Ceramic Rid

Joined
Aug 21, 2003
Messages
801
I have a white ceramic rid about 6" long that I bought years ago at a gun show. This was in the era of the Case crock stick and I think I was thinking that I would use it like a steel. I was 12 or so.


Well, fast forward to today and I have a variety of stones and a strop bat with green and black.


I still reach for that rod for touch ups all the time. I feel like in many cases it is giving me better results than the strop. Is this an illusion? Indicative of flawed technique? Do I just like the feel of a toothiet edge?

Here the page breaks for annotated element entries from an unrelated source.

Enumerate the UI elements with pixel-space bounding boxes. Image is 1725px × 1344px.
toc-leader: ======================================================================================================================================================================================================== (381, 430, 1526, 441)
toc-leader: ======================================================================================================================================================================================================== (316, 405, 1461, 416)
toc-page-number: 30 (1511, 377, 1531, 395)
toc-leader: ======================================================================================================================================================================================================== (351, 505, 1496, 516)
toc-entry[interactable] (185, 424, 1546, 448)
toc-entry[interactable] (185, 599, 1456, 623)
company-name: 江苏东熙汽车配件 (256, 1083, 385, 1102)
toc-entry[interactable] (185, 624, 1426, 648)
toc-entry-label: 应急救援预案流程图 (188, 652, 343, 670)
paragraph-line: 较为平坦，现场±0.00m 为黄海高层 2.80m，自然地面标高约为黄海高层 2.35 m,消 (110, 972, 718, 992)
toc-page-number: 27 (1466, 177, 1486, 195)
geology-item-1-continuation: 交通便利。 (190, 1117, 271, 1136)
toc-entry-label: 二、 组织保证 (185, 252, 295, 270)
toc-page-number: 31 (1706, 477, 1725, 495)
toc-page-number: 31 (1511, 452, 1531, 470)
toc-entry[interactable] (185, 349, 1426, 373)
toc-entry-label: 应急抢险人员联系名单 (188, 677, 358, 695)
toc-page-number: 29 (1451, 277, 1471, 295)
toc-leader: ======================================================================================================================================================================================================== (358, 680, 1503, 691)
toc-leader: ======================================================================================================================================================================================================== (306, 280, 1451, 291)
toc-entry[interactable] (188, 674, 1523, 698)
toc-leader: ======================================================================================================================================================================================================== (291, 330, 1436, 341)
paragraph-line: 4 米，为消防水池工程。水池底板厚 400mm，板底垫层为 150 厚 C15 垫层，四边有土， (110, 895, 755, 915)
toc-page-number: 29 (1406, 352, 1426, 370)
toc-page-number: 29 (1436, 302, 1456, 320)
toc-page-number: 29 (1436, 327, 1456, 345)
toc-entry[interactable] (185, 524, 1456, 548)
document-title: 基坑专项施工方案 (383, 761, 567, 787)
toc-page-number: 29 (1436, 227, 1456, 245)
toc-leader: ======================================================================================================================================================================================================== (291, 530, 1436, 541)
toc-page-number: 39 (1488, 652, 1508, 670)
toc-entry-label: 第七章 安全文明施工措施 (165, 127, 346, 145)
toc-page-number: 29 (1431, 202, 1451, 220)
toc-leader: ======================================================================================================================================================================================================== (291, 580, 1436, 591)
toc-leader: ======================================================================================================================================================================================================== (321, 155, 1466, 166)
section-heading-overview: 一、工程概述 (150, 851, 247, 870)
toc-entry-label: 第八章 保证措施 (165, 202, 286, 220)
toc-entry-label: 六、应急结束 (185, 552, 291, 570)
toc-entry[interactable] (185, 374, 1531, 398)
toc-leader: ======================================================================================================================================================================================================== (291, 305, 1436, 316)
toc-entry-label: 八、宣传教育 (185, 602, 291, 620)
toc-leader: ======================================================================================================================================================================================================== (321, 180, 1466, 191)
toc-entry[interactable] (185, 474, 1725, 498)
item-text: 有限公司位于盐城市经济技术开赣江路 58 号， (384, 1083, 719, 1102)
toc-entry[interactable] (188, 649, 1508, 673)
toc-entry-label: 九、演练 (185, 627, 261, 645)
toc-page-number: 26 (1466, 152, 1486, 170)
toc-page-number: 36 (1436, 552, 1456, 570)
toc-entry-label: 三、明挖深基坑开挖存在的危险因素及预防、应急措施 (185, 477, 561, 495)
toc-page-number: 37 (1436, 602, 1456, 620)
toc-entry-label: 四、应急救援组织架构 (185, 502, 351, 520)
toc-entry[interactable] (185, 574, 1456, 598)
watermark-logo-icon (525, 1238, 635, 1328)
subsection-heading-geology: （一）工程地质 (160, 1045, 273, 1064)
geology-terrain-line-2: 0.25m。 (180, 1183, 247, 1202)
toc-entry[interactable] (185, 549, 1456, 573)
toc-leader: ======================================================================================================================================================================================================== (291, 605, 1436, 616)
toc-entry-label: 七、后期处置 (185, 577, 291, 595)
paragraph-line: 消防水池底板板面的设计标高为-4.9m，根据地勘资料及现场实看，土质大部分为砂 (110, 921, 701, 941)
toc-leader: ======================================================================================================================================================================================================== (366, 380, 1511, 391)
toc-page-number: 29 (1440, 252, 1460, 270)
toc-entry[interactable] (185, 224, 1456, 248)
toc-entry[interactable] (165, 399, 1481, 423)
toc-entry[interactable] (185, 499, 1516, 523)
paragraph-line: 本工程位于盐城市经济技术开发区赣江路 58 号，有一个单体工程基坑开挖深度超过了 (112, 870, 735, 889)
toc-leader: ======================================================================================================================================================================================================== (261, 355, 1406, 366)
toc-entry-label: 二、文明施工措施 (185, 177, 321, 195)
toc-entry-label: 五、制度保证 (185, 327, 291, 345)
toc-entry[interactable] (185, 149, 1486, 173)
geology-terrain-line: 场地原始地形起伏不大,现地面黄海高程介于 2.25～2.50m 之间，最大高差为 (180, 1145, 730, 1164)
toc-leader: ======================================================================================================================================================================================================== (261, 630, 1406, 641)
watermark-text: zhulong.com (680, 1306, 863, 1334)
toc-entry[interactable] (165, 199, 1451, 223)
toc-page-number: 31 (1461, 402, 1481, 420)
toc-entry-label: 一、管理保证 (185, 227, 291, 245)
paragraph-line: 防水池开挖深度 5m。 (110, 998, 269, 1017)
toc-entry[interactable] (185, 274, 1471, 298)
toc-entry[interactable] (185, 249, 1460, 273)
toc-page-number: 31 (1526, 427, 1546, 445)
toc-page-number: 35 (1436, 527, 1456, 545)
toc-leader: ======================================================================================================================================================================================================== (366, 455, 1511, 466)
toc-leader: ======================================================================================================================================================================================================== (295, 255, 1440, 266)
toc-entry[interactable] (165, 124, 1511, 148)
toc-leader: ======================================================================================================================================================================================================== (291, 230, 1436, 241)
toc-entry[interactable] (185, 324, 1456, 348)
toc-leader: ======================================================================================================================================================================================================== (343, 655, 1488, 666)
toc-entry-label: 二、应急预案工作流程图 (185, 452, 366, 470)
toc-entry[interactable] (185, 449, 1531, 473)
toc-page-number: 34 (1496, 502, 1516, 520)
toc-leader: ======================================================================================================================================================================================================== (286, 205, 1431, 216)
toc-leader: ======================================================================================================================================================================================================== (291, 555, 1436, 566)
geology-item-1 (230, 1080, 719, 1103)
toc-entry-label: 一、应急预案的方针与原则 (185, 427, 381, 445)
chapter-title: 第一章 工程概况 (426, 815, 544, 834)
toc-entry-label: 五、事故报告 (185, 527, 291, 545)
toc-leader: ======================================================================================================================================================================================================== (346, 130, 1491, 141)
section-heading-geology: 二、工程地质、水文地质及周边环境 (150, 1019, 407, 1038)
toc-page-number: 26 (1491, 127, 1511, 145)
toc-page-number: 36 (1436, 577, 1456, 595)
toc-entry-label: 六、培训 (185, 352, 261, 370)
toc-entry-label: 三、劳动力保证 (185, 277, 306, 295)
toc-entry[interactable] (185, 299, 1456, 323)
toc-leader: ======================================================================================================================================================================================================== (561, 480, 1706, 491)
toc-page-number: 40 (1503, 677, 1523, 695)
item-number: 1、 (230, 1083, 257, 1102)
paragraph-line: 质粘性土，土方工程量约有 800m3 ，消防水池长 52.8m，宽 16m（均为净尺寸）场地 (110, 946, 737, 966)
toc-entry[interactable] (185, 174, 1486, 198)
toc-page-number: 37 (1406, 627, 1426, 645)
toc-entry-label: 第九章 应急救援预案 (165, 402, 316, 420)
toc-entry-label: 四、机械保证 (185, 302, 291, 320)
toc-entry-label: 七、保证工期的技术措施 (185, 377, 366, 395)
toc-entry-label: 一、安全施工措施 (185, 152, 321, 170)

If there is a flaw in my technique it is probably in not having a progression of fine stones. And perhaps impatience in moving up in grit. I don't use a loupe but I look for even bevels and can see a polished vs scratched edge.
 
I can totally relate.

One thing I've been thankful for, is that I've held on to all of the sharpening 'junk' (as I often used to call some of it) accumulated over the last 20+ years of my knife hobby. For some strange reason ( :rolleyes: ), most of those tools have mysteriously improved in performance in that time. Must be aging to perfection, like a fine wine or a single malt scotch. :D

My counter-example to your ceramic rod is this crock-stick set seen below. Bought it at a gun/knife show back in the early '90s. The rods included in this cheap set may be the best ceramics I've used (2nd pic compares size with a Sharpmaker's rod). And as a bonus, those round rods (3/8" diameter) fit snugly into my Sharpmaker's base, which gives me an additional angle option (4th pic). The pic of the print ad gives some perspective as to why the 'best' may not always have to be the most expensive.


David
 
Last edited:
Forgot to add, I don't know if your stropping technique is necessarily bad/deficient. Sometimes, a particular type of steel or edge profile will respond better to something else, depending on what you want from the edge. Steel type really is a big factor, because some steels (really cheap stainless, for example) won't necessarily respond well to extra polishing on a strop. Very coarse-grained & soft stainless steel (in the same blade) is a horrible combination for polishing to a very fine edge. I have an old Japanese-made 'inexpensive' paring knife (from a block set), that won't cut worth a darn unless it's coarsely finished. The best edge I've put on it so far, was with a very coarse, black emery board (of the type used for fingernail-filing). Grit is something akin to 220 grit wet/dry paper, maybe coarser. The thin convex that resulted cuts very well, but the steel still doesn't hold that edge very long. Needs frequent touch-ups.

On the other hand, some really well-done 1095 will cut well with any edge finish you choose to put on it (coarse to mirror polish), assuming the edge geometry is good.

You might try different compounds for your stropping, as well. Some compounds may not be aggressive enough for a given steel (like green compound vs. S30V, for example). Other compounds will be the flip-side of that, in that they might be too aggressive (diamond on 1095; even SiC compound sometimes will over-polish some simpler steels).


David
 
interesting. I also have a dmt triangular hone with three sides and corners for serrations etc. It is the same white ceramic (one diamond side) as the rod. I use a flat side of it as a fine hone but it still doesn't do what the rod does. I know about the point stresses generated at the rod/edge interface but I don't know if that explains it. weird.
 
interesting. I also have a dmt triangular hone with three sides and corners for serrations etc. It is the same white ceramic (one diamond side) as the rod. I use a flat side of it as a fine hone but it still doesn't do what the rod does. I know about the point stresses generated at the rod/edge interface but I don't know if that explains it. weird.

I have one of those DMT ceramic/diamond triangular rods as well; think it has two diamond sides (coarse/fine), and one ceramic face. It's the only DMT product I've purchased, that I've not really liked at all. The diamond surface area is too small, and the ceramic on mine is too irregular or bumpy. Differently-radiused corners on the ceramic was a great idea, for various sizes of serrations. But the execution in manufacturing seemed lacking, in the one I have.


David
 
Yeah it looked better than it is but is still useful. The diamond insert on mine doesn't extend to the edges of the surface, making it somewhat useless.